Avoid the hottest part of the day
An extension of easing up in hot weather. Be careful not to exercise at the hottest part of the day, if possible. This usually means avoiding the midday sun. It would be unusual to see the morning time be the hottest part of the day. So, unless you are under direct sunlight from the early morning sun, the morning should be a good time of the day for some outdoor activity. Similarly, the evening time, as the temperatures begin to dip with the sunset, should be an enjoyable time to workout, meet your personal trainer, and release the stress from the work day.
Wear light colored clothing
Light colored clothing reflects light, while black will absorb the heat thus making you warmer faster.

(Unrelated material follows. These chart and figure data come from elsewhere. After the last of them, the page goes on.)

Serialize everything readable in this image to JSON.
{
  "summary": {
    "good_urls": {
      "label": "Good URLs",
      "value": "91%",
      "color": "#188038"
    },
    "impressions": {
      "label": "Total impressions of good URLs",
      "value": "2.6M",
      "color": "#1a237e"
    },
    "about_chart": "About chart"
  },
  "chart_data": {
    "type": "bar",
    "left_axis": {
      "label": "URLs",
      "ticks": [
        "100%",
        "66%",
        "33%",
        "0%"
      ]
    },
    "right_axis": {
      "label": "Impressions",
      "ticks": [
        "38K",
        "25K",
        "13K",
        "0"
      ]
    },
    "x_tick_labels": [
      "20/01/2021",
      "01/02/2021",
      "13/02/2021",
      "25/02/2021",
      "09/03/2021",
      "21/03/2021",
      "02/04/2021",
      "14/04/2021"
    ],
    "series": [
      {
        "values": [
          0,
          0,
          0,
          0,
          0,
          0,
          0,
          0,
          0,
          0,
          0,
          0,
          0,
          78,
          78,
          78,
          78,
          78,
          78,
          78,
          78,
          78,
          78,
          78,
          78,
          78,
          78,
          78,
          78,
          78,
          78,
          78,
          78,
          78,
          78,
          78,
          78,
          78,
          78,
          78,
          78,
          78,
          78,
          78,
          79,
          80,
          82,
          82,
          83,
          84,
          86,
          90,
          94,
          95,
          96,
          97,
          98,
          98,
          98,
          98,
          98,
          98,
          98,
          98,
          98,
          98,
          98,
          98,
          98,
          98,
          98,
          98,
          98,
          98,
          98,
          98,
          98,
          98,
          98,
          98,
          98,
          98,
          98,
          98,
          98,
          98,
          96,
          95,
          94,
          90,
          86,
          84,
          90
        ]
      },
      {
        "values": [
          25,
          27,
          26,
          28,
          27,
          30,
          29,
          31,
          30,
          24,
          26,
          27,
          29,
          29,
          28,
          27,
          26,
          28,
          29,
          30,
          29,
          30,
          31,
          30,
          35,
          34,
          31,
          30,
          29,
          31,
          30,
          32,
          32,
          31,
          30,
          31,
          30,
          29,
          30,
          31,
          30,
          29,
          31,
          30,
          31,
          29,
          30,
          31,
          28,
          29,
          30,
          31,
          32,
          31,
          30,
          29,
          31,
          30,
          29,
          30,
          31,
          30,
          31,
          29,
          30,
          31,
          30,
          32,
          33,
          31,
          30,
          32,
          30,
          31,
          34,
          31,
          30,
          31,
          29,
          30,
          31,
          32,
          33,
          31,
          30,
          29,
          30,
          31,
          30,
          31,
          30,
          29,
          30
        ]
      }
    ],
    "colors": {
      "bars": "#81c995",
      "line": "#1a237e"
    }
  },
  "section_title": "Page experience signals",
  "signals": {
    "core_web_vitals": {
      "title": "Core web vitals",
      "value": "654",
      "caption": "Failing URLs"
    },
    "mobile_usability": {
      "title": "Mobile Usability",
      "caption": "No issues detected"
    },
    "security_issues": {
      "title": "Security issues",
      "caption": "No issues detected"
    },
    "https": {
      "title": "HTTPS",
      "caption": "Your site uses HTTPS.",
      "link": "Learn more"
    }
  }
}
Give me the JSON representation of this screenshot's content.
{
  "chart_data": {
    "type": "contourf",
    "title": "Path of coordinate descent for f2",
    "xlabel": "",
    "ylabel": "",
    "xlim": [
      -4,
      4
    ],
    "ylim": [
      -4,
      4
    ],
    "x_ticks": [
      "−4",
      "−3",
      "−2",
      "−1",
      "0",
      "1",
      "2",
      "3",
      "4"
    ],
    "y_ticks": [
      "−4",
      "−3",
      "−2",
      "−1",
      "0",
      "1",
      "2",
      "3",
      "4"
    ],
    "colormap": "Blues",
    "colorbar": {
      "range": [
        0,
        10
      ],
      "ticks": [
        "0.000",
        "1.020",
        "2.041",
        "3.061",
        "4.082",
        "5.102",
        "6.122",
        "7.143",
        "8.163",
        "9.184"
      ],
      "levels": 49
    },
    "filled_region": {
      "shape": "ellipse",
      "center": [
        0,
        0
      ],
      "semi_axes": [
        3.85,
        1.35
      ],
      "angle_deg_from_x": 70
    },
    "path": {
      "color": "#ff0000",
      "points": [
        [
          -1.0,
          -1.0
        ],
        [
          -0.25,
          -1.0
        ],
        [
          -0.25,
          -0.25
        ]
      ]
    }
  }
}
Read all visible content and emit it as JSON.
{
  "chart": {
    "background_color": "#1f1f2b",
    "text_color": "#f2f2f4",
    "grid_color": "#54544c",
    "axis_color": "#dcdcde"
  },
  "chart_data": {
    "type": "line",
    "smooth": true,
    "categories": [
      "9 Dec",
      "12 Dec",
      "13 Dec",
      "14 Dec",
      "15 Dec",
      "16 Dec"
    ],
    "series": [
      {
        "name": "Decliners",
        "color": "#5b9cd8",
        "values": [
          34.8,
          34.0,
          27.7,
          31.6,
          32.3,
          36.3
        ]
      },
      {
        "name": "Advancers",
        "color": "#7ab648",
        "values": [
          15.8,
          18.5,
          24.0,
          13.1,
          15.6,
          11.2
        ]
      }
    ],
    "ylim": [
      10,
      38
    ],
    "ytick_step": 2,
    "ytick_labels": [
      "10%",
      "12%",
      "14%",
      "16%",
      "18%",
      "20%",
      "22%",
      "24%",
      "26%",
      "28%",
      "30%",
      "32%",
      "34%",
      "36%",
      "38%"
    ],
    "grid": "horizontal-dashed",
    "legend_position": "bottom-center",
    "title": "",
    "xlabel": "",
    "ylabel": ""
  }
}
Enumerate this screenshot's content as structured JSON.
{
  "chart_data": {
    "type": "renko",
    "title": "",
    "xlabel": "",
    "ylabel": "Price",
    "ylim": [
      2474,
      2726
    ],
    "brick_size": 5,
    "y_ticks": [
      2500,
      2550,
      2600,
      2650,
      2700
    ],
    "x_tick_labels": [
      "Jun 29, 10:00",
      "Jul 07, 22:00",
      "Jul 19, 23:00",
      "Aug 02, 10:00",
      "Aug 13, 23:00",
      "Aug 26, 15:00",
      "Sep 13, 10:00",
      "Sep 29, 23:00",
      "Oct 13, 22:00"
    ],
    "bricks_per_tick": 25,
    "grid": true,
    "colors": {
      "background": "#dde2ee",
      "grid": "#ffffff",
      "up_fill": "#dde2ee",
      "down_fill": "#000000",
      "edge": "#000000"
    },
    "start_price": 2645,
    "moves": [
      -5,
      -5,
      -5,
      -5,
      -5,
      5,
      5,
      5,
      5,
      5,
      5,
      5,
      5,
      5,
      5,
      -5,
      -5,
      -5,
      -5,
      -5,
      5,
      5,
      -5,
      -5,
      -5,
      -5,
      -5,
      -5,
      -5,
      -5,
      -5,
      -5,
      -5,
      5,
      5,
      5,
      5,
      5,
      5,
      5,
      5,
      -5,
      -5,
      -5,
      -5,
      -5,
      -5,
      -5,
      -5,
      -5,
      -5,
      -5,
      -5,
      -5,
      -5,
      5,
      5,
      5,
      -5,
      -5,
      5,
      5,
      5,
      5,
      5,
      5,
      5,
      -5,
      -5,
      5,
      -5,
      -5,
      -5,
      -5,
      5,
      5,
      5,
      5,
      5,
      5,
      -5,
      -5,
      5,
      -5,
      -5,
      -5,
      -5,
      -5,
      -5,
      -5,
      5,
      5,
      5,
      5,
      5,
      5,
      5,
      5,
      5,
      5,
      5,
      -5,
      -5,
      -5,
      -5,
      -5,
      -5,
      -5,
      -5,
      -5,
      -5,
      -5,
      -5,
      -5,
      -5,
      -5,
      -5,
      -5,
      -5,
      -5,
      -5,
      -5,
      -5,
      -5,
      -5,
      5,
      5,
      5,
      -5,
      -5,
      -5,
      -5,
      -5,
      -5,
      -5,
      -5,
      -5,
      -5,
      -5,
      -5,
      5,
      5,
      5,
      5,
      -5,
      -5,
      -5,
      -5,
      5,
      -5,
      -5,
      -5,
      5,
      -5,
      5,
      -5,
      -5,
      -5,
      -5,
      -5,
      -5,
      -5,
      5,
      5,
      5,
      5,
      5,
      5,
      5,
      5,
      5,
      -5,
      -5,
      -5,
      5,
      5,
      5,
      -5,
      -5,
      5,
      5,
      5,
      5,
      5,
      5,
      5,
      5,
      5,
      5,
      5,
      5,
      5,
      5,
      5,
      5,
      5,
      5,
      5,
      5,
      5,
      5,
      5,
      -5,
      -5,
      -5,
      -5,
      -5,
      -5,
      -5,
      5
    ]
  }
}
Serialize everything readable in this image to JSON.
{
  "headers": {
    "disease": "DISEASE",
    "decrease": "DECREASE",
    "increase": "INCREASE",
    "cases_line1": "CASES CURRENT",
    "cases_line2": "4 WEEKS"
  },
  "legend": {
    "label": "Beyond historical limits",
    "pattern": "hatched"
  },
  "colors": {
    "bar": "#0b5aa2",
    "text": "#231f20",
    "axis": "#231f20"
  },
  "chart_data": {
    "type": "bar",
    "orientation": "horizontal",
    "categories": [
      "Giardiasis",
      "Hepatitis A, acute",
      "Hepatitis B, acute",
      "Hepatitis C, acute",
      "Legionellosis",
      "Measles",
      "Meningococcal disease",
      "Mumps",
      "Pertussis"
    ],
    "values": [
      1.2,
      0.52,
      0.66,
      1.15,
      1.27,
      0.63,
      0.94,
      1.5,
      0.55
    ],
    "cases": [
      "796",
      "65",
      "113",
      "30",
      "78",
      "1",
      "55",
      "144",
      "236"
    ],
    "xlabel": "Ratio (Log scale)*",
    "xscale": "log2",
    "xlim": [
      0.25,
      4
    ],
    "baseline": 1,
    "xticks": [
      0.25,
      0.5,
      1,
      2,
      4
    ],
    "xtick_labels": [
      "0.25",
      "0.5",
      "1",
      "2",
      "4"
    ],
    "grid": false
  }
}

This traps the heat. Keep your running shirts, swim shirts and other outdoor upper body apparel on the lighter side. You’ll stay cooler, longer. You’ll still work up a great sweat, but you won’t blow through your water so quickly. That will allow you to sustain your workout for longer.
Eat snacks to keep your energy level up
Snacks during outdoor workouts are essential. Keep them light, nutritiously dense and preferably juicy. You’ll see runners often enjoy some citrus fruits during a long run. This helps with hydration. Oh, and remember those electrolytes? Bananas are a great source of potassium, so you may see a few banana peels along a marathon route, as runners eat them to keep up their energy levels.
Know when to go inside
This is true for almost any exercise. Know when to say when. Before you get overheated, call it a day. Listen to your body. Go inside and rest up. Tomorrow will be another day to enjoy an outdoor workout. Plan accordingly.